About Parkinson’s Disease
Parkinson’s disease is a progressive disorder that affects the central nervous system (CNS). It is characterized by its effect on movement through five different stages. As the disease progresses, severity increases.
- Stage one is characterized by subtle tremors on one side of the body.
- In stage two symptoms are more noticeable, with tremors and rigidity on both sides of the body.
- Stage three brings loss of balance and slow movement.
- Stage four makes it impossible for one to live independently.
- Stage five is the most severe, as patients cannot stand or walk.
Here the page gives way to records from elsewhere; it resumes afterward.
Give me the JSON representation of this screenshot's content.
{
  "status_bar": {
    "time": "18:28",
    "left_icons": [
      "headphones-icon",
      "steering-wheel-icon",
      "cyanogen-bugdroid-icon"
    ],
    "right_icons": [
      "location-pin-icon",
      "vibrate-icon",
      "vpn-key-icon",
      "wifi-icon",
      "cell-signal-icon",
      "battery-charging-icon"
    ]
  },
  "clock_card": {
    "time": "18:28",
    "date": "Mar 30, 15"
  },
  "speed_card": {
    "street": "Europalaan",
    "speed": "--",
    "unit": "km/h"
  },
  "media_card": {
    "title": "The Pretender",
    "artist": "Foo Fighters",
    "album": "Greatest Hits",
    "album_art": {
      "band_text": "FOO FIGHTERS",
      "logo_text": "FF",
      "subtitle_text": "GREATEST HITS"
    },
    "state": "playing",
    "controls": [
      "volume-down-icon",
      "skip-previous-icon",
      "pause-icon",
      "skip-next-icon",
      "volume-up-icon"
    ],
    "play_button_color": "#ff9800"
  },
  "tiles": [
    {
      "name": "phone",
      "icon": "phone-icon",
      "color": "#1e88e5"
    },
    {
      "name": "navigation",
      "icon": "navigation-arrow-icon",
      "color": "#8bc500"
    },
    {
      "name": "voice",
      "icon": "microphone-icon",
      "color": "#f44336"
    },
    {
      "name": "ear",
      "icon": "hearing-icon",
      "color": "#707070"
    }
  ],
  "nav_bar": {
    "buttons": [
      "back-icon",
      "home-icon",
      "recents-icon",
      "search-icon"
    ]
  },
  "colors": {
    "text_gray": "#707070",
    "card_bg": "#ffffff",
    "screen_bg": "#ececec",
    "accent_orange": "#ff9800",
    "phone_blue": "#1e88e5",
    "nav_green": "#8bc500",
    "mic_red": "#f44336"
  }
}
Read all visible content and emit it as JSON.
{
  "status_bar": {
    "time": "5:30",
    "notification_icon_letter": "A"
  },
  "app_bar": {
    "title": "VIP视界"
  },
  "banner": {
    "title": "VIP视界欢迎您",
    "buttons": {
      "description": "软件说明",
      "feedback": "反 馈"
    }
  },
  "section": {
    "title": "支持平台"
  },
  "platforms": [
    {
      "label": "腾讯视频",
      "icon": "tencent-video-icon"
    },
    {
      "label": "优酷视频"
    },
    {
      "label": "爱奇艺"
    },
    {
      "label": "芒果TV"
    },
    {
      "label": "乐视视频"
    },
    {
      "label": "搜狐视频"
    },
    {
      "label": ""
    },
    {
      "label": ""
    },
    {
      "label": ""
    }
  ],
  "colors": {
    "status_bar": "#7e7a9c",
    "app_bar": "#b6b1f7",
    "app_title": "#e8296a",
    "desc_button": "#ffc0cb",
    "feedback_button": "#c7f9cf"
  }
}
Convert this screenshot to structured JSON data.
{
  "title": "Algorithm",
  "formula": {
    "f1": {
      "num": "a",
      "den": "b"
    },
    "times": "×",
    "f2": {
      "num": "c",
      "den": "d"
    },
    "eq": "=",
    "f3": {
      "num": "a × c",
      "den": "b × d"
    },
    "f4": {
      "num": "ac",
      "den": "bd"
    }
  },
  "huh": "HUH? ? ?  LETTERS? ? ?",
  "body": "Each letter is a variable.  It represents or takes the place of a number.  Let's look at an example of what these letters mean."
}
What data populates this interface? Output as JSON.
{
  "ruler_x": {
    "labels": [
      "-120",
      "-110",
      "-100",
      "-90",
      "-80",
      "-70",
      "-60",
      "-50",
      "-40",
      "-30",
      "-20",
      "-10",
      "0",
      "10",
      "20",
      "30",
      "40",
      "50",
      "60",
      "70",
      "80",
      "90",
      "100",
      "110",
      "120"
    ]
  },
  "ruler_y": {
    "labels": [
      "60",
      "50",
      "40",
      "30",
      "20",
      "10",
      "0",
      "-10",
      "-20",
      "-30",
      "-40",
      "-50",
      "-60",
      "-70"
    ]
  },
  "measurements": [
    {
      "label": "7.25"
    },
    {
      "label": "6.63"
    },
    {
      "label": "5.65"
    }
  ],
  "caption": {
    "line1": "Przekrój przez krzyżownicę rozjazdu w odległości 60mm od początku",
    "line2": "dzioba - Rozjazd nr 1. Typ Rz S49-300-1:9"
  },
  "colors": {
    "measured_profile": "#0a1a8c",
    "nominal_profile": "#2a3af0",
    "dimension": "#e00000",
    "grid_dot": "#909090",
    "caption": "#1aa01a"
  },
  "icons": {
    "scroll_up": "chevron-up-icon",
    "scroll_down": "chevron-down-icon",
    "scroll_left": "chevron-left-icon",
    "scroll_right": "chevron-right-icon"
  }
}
Hallucinations and delusions are common symptoms of this stage.
Parkinson’s disease occurs due to the death of motor neurons, some of which produce dopamine. Dopamine is important in the transmittance of messages to the muscles from the brain, so the loss of dopamine results in the loss of motor functions. Abnormal brain activity occurs when these neurons are lost. Doctors do not know why these motor neurons die, but they do suspect a few factors that play a role, such as genetics, environmental factors like toxins, and Lewy bodies.
LCIG intends to target the symptom fluctuation that many Parkinson’s patients experience when they are treated with levodopa-based therapies. It is infused through a plastic tube into the upper intestine with the help of a portable pump. Later stage patients have access to this treatment in both the United States and European Union.
A study conducted by AbbVie, the creator, and the Universities of Innsbruck and Padua was published in Frontiers in Neurology. It utilized patient data from the GLORIA registry and aimed to discover which patients would find the most benefit from LCIG.
375 patients’ data was on the registry, but only 152 reported the effectiveness of LCIG at the beginning and end of their treatment. Of those 152, 131 saw episodes decrease by a minimum of one hour. An even more encouraging statistic found that 64% saw a reduction of at least three hours. While there were robust and weaker responders, a majority of participants saw a reduction in off periods.
This data is encouraging, as it proves that LCIG has the ability to improve the quality of life for Parkinson’s patients.